There, Delingpole sourced a passage from a website called “Green Agenda” which he described as “probably [the] best analysis” of the Club of Rome’s influence on environmental policies.

The “Green Agenda” website is run by fundamentalist Christian “end of times” preachers who warn, amongst many other things, that we should all be watching out for “four Angels and three ‘Frog-like’ evil spirits”.

Those tax incentives will benefit the IPA-endorsed opinions of Mark Steyn, a Canadian conservative currently being sued for libel by climate change scientist Dr. Michael Mann.

Or a teeny bit less in the Australian government’s tax pool so that Ian Plimer, a geologist and mining industry director, can tell you – again – that climate change isn’t caused by increases in atmospheric carbon dioxide.

Research has found that almost all books sceptical of the risks of human-caused climate change have links to conservative think tanks.  As well as being published by one, the IPA‘s offering has among the authors associates of think tanks including the Cato Institute (Lindzen, Michaels), the IPA (Carter), the Global Warming Policy Foundation (Lawson) and the Frontier Center for Public Policy (Laframboise).

This is in fact the second time the IPA has released a publication erroneously titled Climate Change: The FactsThe first incarnation, released in 2010, included contributions from a similar list of climate sceptics. That book also took contributions from Lawson, Plimer, Lindzen and Kininmonth, alongside the likes of Lord Monckton and Professor Richard Tol.

As well as gathering cash for its latest climate screed, the IPA is also readying itself to promote one of the authors on a four-city speaking tour starting at the end of this month.

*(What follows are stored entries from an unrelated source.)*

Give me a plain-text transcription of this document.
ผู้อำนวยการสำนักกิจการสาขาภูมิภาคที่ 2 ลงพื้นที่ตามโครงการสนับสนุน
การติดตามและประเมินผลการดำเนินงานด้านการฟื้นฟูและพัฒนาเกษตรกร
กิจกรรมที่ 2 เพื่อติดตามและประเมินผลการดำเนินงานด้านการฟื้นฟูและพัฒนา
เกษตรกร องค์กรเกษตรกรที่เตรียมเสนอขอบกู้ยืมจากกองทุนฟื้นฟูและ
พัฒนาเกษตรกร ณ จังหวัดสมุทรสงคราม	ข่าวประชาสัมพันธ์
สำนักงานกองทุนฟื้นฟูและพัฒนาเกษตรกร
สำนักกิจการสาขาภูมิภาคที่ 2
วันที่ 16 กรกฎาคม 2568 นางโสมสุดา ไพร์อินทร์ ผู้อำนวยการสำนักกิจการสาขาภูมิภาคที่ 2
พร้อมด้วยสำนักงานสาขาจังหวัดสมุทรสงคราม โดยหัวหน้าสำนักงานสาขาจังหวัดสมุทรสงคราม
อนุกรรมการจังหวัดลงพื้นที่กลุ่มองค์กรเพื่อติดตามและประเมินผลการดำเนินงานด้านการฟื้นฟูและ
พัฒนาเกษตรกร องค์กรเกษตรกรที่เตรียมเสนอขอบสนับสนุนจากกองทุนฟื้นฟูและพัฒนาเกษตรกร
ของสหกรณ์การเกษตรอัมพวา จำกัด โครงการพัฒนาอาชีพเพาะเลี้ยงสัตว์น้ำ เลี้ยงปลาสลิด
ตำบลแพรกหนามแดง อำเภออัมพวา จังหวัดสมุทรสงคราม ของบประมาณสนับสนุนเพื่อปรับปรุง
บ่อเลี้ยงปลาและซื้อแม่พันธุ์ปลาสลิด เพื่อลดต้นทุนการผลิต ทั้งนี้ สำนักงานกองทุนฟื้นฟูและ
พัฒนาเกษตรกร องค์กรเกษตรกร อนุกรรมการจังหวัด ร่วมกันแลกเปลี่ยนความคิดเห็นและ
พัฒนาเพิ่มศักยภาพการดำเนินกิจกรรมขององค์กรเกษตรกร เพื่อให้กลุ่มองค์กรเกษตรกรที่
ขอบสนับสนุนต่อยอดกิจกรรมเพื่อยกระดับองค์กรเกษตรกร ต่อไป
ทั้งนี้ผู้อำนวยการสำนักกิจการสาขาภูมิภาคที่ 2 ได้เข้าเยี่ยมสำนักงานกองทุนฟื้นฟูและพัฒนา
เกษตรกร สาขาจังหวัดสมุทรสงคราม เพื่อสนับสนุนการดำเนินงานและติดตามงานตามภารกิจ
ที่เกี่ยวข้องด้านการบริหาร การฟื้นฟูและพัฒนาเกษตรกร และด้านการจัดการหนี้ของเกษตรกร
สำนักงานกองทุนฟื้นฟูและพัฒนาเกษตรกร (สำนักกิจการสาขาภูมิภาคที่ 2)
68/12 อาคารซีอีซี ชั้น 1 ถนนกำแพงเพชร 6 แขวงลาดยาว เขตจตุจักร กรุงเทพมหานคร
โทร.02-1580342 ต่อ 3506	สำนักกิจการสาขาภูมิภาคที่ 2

Flying in from the US will be Pat Michaels of the Cato Institute, who once estimated that about 40 per cent of his funding came from the petroleum industry.

The IPA doesn’t say where its funding comes from, but they seem to have plenty of cash coming in. 

In its accounts ending June 2012, the Melbourne organisation declared an income of $3.95 million, of which $2.2 million came in straight donations.

Enough for a book or two, you’d think?